Monday, October 17, 2011

Oh how He loves us

Looking back 29 years ago this week, after I stalked a girl in a friends yearbook (this is what the kids say anyway), I called my future wife to be for the first time to ask her out.

It all happened something like this.  Yes, I did see Regina's picture in his yearbook while at his house.  He was on the phone with his girlfriend and I was consuming a beverage.  I asked if he knew her, he said yes, I said get me her phone number, I want to ask her out.  It took it took my friend weeks of  asking and asking for her phone number before he finally produced it, maybe it was because I told him he would be sweeping nails and screws up for the next ten weeks if he didn't.  We were working at Sutherland's Lumber Company and I was being groomed to into management training and Jay would be too someday, maybe, if he could graduate.  I was still new to the area didn't know lots of people, because we had just moved to Texas only four months ago.  Most of the people I was meeting at the appetiser bar during "Happy Hour", usually not marriage material, 'mind you this was BC.  So, once I got the phone number, I now have to get the nerve up to call her, I pick up the phone several times and just can't dial.  But, finally God must have nudged my fingers to make that call.  I had arranged for Jay and his girlfriend to come on a double date with us on the 29th of October, but I couldn't wait that long I asked for to get something to eat after the Conroe vs. McCullough (The Woodlands High now).  She was in the band, first flute but she played the piccolo for marching band.  I had the advantage because she didn't know what I looked like, lucky for me.  I saw her, and will never forget how when she smiled her eyes would light up and you couldn't turn away they just drew you in, much like I imagine know that Jesus' eyes would draw people to Him.  Regina was saved, I could see in her eyes the love that only Jesus gives.  I was exposed and wanting, but unwilling to surrender.  I know 29 years ago as I just sat and starred at her as she talked she thought I was a freak.  That's right October 22, 1982, sitting in the JoJo's Restaurant on I-45 and FM1960, was our first date. 

Today, I see the plan that God put in place and I wonder why would He might let it end?  Why does He need her so bad and leave my heart breaking?  Why am I to be left to raise the kids without the very person that, because our love we were blessed with them?  And then I remember God's promises, though they sound unbelievable to some, they are a stumbling block for many, and they are counter cultural to the rest of the world.  "That He is God and I am not"  Yes, I would miss here if ..., but if God chooses to have her, than He can because she belongs to Him.  I am thankful for the woman she has become, a true reflection of Christ: Never has she met a stranger, never has she not had the time to listen to your pains, never has she been unwilling to help.  No, not perfect, by any means, she can  find just the  right buttons to push to get me in an uproar, but we will always make-up before we go to sleep.  Our relationship is different to most but it is her constant prod that has helped grow me into me. Christ has done and continues to do such great work in our lives.  I look forward to the minutes, days maybe even years that I have to serve Him with Regina by my side. 

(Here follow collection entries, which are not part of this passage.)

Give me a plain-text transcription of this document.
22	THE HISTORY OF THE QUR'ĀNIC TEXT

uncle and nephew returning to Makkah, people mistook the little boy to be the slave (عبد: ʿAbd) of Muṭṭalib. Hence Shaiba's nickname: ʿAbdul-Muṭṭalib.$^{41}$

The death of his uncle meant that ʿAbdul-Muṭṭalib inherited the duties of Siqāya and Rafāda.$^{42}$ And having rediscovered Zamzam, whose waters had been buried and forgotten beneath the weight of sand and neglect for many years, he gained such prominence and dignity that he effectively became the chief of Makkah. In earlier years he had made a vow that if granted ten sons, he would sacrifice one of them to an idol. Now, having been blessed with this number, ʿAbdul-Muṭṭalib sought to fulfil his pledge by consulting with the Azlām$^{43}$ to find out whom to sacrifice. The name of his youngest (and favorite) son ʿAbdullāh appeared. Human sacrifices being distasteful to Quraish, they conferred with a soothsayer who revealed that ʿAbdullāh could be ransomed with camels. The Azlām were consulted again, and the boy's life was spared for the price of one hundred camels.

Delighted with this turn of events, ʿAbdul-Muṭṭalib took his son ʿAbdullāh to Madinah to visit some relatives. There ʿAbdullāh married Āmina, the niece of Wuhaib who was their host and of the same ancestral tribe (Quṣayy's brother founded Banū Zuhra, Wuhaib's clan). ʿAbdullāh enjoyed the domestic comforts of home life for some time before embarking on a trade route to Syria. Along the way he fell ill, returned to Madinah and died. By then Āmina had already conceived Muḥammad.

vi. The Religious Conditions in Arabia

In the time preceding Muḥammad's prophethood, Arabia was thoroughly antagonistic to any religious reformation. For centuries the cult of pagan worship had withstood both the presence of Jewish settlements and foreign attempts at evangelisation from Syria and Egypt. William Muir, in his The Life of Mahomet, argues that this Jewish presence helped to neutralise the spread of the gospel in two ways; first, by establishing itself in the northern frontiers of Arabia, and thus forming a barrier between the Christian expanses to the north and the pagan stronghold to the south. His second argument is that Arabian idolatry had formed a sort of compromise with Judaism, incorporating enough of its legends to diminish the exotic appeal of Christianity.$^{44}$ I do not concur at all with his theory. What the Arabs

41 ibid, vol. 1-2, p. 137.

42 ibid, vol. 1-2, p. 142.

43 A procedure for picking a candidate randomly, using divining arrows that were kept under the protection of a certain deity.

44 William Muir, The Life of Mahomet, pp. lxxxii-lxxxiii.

Wrapping up for now just wanted you to know this journey started some 40+ years ago when God formed us in each of our mothers wombs, that he would orchestrate or meeting, our lives and yes even our departure.  Regina has been doing very well these past few days with lots of visitors.  She is still fighting to live as many days as she can and I pray that God gives here enough good ones to have meaningful conversations with her kids and yes even me.  I LOVE HER so much, and would trade and take this from her, but it is not my place, but I will serve her as Christ commands in his word whatever her need.

God Bless

1 comment:

  1. Loved the story on how you guys met and continuing to pray for God's peace and love to be poured out on you guys and the kids!